Décision n° 2014-693 DC du 25 mars 2014 - Saisine par 60 députés
Le projet de loi relatif à la géolocalisation a été adopté par l'Assemblée nationale et le Sénat le 24 février dernier et ce, en recueillant un large accord parmi l'ensemble des groupes parlementaires. Au cours de l'examen de ce texte, a été introduite à l'article 1er du projet de loi, par voie d'amendement, une disposition, codifiée à l'article 230-41 du code de procédure pénale, permettant de disjoindre du dossier de la procédure certains éléments dont la connaissance est susceptible de mettre gravement en danger la vie ou l'intégrité physique d'une personne, des membres de sa famille ou de ses proches et alors qu'elle n'est ni utile à la manifestation de la vérité, ni indispensable à 1'exercice des droits de la défense.

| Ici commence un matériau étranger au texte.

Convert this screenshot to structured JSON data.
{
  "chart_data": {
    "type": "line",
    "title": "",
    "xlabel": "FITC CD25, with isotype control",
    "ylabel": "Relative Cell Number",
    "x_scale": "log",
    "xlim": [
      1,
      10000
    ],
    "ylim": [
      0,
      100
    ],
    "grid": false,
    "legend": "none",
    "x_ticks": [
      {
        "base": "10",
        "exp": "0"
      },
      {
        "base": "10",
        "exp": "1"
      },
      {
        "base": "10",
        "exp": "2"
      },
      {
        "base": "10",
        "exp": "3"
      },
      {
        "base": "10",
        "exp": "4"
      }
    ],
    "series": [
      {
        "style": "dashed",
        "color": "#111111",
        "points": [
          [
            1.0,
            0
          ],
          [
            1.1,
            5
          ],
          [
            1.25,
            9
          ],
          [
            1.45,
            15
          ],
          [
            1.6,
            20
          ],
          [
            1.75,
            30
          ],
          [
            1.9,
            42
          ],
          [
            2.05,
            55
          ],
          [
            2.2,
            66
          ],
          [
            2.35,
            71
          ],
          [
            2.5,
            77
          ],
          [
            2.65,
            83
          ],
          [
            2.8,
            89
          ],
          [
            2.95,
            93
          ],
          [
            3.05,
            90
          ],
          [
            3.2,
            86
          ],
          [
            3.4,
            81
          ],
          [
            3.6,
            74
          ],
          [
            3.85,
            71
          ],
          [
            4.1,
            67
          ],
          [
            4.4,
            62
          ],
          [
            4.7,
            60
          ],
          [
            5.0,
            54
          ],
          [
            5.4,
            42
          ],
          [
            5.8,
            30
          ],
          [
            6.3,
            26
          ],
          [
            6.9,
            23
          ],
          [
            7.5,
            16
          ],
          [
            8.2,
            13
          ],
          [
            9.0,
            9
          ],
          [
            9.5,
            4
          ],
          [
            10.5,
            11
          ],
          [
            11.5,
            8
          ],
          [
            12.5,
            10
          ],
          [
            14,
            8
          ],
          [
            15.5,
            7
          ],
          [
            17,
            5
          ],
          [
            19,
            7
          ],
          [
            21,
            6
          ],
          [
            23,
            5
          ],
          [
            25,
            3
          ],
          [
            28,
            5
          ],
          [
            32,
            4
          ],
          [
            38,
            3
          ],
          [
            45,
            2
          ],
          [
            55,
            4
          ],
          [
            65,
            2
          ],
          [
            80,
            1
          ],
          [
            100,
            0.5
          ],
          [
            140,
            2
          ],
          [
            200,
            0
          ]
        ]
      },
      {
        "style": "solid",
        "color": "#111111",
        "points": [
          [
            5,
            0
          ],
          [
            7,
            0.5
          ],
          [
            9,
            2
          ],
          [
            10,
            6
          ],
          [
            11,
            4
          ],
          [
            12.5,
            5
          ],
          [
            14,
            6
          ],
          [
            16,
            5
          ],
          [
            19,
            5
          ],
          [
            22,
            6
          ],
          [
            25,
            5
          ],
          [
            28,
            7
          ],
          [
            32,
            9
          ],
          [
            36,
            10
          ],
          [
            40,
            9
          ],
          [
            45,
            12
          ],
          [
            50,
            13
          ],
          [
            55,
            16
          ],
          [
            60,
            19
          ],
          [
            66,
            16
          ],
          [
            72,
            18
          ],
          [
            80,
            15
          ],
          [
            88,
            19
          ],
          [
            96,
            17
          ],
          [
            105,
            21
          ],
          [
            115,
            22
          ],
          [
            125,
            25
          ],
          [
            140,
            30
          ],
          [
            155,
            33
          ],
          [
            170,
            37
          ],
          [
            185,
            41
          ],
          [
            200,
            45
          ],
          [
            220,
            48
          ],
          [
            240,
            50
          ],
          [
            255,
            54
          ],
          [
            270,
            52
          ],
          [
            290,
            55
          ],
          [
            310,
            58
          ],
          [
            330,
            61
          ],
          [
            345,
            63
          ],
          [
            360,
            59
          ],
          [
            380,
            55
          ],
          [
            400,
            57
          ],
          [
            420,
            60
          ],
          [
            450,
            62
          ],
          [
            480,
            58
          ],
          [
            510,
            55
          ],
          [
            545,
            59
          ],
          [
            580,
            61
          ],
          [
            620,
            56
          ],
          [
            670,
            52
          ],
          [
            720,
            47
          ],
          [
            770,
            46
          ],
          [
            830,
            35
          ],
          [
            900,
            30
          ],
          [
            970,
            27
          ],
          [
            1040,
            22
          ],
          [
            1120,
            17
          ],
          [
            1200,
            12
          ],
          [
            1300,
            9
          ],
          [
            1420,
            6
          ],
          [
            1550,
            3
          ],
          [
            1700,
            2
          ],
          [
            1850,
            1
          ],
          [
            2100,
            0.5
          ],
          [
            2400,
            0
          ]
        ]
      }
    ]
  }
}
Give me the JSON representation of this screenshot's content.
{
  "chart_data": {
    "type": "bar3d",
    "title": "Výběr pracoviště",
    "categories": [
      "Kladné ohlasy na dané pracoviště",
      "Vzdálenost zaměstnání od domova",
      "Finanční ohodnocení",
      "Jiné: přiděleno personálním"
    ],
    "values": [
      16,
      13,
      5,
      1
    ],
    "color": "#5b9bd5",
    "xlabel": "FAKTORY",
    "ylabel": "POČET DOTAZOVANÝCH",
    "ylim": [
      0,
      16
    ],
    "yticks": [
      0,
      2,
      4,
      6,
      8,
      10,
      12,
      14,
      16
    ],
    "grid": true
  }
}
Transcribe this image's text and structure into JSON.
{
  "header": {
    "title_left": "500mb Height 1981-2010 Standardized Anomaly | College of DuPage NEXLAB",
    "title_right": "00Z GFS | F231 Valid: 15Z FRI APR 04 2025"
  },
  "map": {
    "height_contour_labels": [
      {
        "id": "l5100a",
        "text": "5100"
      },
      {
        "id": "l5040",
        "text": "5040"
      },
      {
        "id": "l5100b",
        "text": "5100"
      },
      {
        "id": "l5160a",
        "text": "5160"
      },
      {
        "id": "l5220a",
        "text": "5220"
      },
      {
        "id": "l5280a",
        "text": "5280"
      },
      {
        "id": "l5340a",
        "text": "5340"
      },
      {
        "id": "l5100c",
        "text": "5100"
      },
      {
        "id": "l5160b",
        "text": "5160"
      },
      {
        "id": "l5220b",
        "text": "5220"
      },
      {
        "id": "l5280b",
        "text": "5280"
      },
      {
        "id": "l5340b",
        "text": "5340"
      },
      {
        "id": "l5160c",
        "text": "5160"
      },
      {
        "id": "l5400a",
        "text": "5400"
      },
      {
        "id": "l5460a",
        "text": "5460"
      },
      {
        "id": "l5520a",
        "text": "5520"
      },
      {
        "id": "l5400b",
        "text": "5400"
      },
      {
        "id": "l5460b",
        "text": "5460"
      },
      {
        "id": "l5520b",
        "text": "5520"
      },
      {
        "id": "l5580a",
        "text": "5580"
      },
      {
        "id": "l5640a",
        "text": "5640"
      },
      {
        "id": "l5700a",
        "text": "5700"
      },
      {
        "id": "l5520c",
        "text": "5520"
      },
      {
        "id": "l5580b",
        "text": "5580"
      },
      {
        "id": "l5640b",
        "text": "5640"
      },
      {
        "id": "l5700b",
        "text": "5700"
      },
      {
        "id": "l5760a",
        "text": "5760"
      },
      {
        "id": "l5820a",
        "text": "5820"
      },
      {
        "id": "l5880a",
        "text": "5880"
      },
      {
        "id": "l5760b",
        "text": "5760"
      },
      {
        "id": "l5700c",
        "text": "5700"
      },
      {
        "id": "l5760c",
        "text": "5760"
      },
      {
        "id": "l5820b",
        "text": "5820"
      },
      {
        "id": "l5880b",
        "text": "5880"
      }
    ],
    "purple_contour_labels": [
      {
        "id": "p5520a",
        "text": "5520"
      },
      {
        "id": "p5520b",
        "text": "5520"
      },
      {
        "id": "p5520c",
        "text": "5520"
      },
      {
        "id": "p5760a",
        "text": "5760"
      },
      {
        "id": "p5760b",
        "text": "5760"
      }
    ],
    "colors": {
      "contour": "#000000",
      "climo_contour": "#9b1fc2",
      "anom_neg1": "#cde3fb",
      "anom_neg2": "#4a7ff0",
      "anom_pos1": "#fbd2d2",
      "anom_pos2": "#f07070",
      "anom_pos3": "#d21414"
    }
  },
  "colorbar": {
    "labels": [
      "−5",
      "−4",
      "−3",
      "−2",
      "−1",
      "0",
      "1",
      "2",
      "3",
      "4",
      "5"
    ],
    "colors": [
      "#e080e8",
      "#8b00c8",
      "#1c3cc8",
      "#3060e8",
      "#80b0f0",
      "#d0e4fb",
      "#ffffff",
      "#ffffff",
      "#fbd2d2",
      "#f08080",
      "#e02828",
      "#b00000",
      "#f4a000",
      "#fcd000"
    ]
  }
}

Aux termes de ces dispositions, il appartient au juge des libertés et de la détention, saisi à tout moment par requête motivée du juge d'instruction, d'autoriser, par décision motivée, que n'apparaissent pas dans le dossier de la procédure : la date, l'heure et le lieu où le moyen technique permettant la géolocalisation en temps réel a été installé ou retiré ; l'enregistrement des données de localisation et les éléments permettant d'identifier une personne ayant concouru à l'installation ou au retrait de ce moyen technique.
Le nouvel article 230-41 prévoit également que la décision du juge des libertés et de la détention est jointe au dossier de la procédure. Les informations soustraites du dossier de la procédure sont inscrites dans un autre procès-verbal, qui est versé dans un dossier distinct, dans lequel figure également la requête du juge d'instruction. Ces informations sont inscrites sur un registre coté et paraphé, qui est ouvert à cet effet au tribunal de grande instance.
Au cours des débats parlementaires, la question s'est posée de savoir si ce dispositif qui entend permettre de protéger les personnes qui concourent à l'action de la justice respectait le principe des droits de la défense auquel nous sommes naturellement profondément attachés.
La garde des Sceaux a exprimé de telles interrogations tant à l'Assemblée nationale qu'au Sénat alors que les auteurs de l'amendement ayant introduit la disposition en question ont fait valoir leur volonté de trouver un équilibre entre la protection des personnes concourant à l'action de la justice et le respect des droits de la défense. La rédaction finalement adoptée par les deux chambres entend traduire cet équilibre.
Néanmoins dans une matière si sensible et afin de sécuriser les procédures pénales qui pourraient se fonder sur le nouvel article 230-41 du code de procédure pénale, il a paru important au président de la commission des Lois de l'Assemblée nationale, par ailleurs coauteur de cet amendement, que, saisi en application de l'article 61 de la Constitution, le Conseil constitutionnel puisse se pencher sur ce dispositif. La ministre de la Justice, au nom du Gouvernement, a également appelé de ses vœux une telle initiative, faisant état du caractère inédit du dispositif et d'un« petit espace d'incertitude juridique »,qui, en la matière, ne peut demeurer, selon nous, comme tel.
C'est à cette fin que nous avons l'honneur de déférer au Conseil constitutionnel, en application de l'article 61, alinéa 2, de la Constitution, la loi relative à la géolocalisation afin qu'il puisse statuer sur les dispositions précitées.
Nous vous prions de croire, Monsieur le Président, à l'assurance de notre haute considération.